What are the compute resources required for this?
Can this be trained on V100 32gb or A100 40gb? The paper mentioned A100 but doesn't mentioned whether it is 40gb or 80gb.
We use A100 80g. But A100 40g or V100 can also be enough for training EVA-CLIP. Just set batch size to 1 in case of "out of memory".
Could you please provide the estimated training time for CLIPSelf on the COCO and CC3M datasets? Thanks!
The training of EVA-CLIP models is fast. With 8 A100-80Gs, it takes about 2 hours to train a ViT-B/16 on COCO for 6 epochs costs and 6 hours for ViT-L/14.
Thank you for your reply!
The training of EVA-CLIP models is fast. With 8 A100-80Gs, it takes about 2 hours to train a ViT-B/16 on COCO for 6 epochs costs and 6 hours for ViT-L/14.

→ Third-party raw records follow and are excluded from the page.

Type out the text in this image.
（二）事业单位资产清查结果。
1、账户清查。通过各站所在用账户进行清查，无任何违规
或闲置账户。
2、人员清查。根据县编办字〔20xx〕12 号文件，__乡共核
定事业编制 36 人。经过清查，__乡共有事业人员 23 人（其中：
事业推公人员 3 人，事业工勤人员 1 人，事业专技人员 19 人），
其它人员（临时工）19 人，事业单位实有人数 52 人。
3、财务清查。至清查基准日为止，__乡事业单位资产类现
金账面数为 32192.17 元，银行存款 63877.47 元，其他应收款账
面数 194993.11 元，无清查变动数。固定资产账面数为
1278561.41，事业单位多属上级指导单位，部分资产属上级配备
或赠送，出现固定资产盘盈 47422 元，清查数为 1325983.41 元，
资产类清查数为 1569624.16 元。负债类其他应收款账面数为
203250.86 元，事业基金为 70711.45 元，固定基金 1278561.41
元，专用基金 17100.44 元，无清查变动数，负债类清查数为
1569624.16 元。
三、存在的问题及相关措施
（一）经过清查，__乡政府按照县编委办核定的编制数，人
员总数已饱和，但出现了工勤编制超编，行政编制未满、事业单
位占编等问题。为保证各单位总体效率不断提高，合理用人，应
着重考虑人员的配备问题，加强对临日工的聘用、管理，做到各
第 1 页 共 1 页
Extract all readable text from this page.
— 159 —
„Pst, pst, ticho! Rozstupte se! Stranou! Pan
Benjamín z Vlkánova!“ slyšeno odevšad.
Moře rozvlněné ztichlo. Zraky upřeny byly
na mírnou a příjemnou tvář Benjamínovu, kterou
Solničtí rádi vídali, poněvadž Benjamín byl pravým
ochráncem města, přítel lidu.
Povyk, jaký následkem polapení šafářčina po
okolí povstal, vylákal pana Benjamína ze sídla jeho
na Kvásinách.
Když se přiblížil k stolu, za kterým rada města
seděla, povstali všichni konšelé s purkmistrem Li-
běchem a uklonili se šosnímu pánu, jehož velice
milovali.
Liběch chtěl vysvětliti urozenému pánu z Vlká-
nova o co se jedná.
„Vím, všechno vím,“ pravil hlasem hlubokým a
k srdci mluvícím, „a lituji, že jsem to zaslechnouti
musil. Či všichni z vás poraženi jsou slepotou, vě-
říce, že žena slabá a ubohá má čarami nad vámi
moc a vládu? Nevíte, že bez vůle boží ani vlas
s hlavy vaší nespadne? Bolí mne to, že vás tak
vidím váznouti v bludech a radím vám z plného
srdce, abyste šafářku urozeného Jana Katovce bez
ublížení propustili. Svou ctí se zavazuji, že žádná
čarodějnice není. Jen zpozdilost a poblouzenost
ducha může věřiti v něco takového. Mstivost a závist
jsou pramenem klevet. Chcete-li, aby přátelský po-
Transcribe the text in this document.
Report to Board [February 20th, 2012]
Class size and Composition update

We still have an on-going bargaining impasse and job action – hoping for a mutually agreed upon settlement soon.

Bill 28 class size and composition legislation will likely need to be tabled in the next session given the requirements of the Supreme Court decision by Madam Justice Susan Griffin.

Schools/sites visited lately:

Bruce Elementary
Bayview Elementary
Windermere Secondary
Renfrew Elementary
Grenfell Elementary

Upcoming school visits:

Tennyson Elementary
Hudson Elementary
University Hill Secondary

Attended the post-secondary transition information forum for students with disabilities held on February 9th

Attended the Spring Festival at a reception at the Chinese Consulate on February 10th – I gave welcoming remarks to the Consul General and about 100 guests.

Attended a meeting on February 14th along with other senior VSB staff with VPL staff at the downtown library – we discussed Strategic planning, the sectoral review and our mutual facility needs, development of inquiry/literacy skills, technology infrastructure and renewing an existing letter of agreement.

We use A100 80g. But A100 40g or V100 can also be enough for training EVA-CLIP. Just set batch size to 1 in case of "out of memory".
Hello, you mentioned here that "A100 40g or V100 is also enough to train EVA-CLIP", I want to ask is it also referring to 8 pieces of A100 40g or 8 pieces of V100? Since our lab has two pieces of 3090, I would also like to ask what is the minimum configuration required for open vocabulary object detection in the paper?